À El-Ançor, on admirait beaucoup ceux qui essayaient de voler de leurs propres ailes.

À El-Ançor, la « gorra » était de rigueur pour tous. Les intellectuels, eux, portaient le chapeau.

À El-Ançor, on aimait tellement les produits frais, qu'on pouvait aller se servir quand on le voulait.

À El-Ançor, durant leur stage d’apprentissage, les futures hôtesses de l'air apprenaient à décoller, non pas du tarmac, mais de la plage des Andalouses.

À El-Ançor, aux réunions du Lion's Club, il y avait à boire mais surtout à manger. Le président de séance, parfois, se régalait.

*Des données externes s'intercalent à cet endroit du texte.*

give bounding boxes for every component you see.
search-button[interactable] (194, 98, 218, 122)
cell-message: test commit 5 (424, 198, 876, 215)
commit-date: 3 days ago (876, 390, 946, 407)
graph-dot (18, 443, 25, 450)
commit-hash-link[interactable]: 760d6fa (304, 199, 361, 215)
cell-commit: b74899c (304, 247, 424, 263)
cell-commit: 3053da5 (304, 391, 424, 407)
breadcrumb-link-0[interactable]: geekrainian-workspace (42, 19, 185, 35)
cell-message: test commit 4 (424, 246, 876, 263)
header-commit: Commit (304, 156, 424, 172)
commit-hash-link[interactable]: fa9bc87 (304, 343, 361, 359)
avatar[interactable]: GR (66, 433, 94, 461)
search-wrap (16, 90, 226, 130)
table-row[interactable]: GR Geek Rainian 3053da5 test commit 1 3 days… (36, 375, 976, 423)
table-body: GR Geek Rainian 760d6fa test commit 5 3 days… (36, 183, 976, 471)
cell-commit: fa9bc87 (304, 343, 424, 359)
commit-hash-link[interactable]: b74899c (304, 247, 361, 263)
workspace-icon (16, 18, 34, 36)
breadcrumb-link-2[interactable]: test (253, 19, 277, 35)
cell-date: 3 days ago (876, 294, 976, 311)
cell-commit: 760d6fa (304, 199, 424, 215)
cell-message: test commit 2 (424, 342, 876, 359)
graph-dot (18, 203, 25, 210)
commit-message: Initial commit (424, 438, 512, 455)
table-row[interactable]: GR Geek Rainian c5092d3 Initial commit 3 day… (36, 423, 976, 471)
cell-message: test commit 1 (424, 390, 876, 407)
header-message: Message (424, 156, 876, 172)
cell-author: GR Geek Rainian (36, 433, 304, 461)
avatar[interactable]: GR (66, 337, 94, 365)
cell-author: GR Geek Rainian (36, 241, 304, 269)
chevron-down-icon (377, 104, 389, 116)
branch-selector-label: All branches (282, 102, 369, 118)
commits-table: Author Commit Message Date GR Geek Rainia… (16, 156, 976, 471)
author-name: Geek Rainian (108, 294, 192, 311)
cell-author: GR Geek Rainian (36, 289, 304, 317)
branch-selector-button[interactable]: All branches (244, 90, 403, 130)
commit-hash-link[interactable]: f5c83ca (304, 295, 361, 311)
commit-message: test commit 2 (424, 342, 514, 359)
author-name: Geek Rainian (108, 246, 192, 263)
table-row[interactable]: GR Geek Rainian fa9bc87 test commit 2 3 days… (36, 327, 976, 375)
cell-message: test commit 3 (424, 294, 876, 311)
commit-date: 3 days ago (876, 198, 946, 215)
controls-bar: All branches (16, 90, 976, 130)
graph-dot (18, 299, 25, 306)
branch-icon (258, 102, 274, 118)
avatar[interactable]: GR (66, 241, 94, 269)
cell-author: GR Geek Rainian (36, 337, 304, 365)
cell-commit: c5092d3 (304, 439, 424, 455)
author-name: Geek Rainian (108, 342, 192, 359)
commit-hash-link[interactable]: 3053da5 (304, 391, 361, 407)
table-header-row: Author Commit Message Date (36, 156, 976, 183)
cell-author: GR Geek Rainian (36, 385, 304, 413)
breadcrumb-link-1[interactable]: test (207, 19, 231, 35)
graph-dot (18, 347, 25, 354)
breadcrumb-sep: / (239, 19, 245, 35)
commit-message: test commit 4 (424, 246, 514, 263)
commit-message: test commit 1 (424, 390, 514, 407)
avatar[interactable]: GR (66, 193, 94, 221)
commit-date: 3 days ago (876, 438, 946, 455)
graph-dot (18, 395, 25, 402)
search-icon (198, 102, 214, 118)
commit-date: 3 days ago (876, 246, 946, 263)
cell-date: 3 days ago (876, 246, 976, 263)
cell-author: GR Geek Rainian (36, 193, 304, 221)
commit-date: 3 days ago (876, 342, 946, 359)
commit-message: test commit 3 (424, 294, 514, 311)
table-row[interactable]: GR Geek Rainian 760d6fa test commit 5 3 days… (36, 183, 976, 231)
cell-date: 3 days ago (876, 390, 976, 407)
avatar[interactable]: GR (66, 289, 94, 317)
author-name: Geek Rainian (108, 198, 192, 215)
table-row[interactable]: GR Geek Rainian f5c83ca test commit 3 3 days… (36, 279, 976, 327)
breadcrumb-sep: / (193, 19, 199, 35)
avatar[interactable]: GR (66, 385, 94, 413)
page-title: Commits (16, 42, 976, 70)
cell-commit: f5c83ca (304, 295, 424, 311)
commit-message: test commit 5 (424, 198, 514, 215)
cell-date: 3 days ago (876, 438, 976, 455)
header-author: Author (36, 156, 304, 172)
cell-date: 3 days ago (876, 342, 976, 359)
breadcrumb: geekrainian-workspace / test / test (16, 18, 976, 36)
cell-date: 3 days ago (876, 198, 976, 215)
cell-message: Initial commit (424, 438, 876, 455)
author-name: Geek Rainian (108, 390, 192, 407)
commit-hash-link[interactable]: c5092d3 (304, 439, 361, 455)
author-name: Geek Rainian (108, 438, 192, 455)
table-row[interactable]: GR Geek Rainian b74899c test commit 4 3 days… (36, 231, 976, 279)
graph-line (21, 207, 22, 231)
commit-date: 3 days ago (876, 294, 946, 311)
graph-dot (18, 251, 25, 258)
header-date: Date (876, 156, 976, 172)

À El-Ançor, dire au revoir à quelqu'un qui partait, ce sont des choses qui arrivaient.

À El-Ançor, on trouvait les meilleurs et les plus beaux "churros" du monde. Ils permettaient, le ventre bien calé, de tenir la route toute la matinée.

À El-Ançor, on pouvait y venir à pied, à cheval, en voiture ou par le car de la Sotac. On avait l’embarras du choix. Certains hésitaient jusqu’au bout.

À El-Ançor, les piscines étaient rares, et on manquait cruellement d’eau. Deux raisons suffisantes, pour plonger tout habillé, sans courir le risque de trop se mouiller.

À El-Ançor, le rire était le propre de l’homme et du village. Le ramassage des ordures aussi.